Even if “Favourite” closes out the album on an optimistic note, finding a bouncy melody over Chatten’s observations on ageing, returning to an old love in the ol’ small town, there’s an undeniable darkness and elegiac weight throughout Romance. This makes it somewhat harder to assess than Skinty Fia. That album was angry, driven by Chatten addressing collective Irish trauma that is meant to be unsaid – kitchen sink drama, but from the mouth of a frustrated child who finally scolds his inner circle by holding a mirror up to their faces. Romance chooses quieter words, leaving out details, as their omission rings more powerful. It even chooses to pass on the microphone at times to allow other narrators in: the shoegaze inspired “Sundowner” is written and sung by guitarist Conor Curley, which adds to its surreal quality. 

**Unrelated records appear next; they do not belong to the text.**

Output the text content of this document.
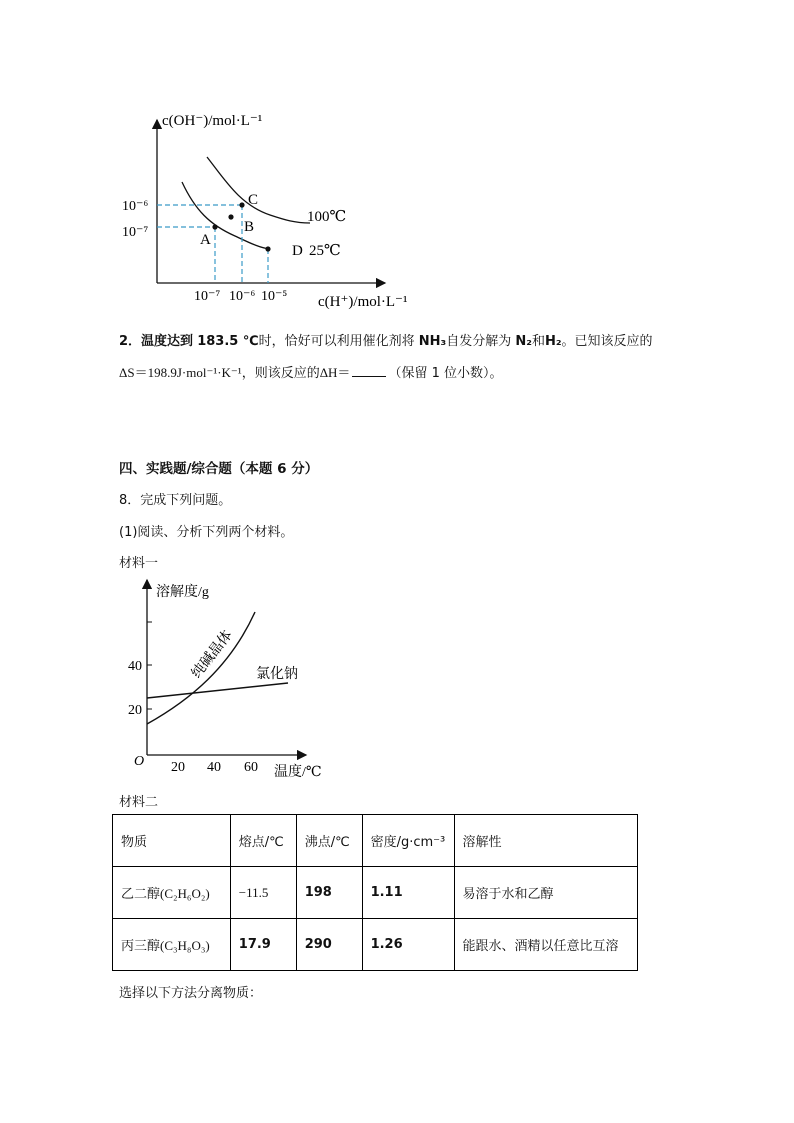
c(OH⁻)/mol·L⁻¹
c(H⁺)/mol·L⁻¹
A
B
C
D
100℃
25℃
10⁻⁶
10⁻⁷
10⁻⁷ 10⁻⁶ 10⁻⁵
2．温度达到 183.5 ℃时，恰好可以利用催化剂将 NH₃自发分解为 N₂和H₂。已知该反应的
ΔS＝198.9J·mol⁻¹·K⁻¹，则该反应的ΔH＝	（保留 1 位小数）。
四、实践题/综合题（本题 6 分）
8．完成下列问题。
(1)阅读、分析下列两个材料。
材料一
溶解度/g
温度/℃
O
40
20
20 40 60
纯碱晶体 氯化钠
材料二
物质	熔点/℃	沸点/℃	密度/g·cm⁻³	溶解性
乙二醇(C₂H₆O₂)	−11.5	198	1.11	易溶于水和乙醇
丙三醇(C₃H₈O₃)	17.9	290	1.26	能跟水、酒精以任意比互溶
选择以下方法分离物质：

And still, the album is an undeniable selection of bangers – even when they come in the form of slow balladry. It’s the type of stuff that has music editors and journalists scratch their heads at what track to put on a playlist, yet will have its core audience sing along and freak out to each individual song at a live show. And that’s very commendable: there’s not many albums like Romance around nowadays, which attempt to craft an intentionally big album – the way that, say, Beggars Banquet was an intentionally big album, even though it was mostly comprised of barebones blues tracks.

Pathos is usually looked down upon by the gatekeepers of music journalism if it isn’t caked in nostalgia, but it’s undeniably, intoxicatingly cleverly how Fontaines D.C. express that ambition. Somehow, they continue to outrun all expectations, without losing their integrity or focus. That’s truly remarkable in indie rock, a genre often marked by a lack of divergences and brevity. In that light, what matters most is that this record means more to a generation of teenagers who will see it as the soundtrack to their adolescence – with all its dramas and dead ends – than to an elite of older writers who compare it to whatever is in the rearview mirror. It’s great, urgent music. Sad and enticing.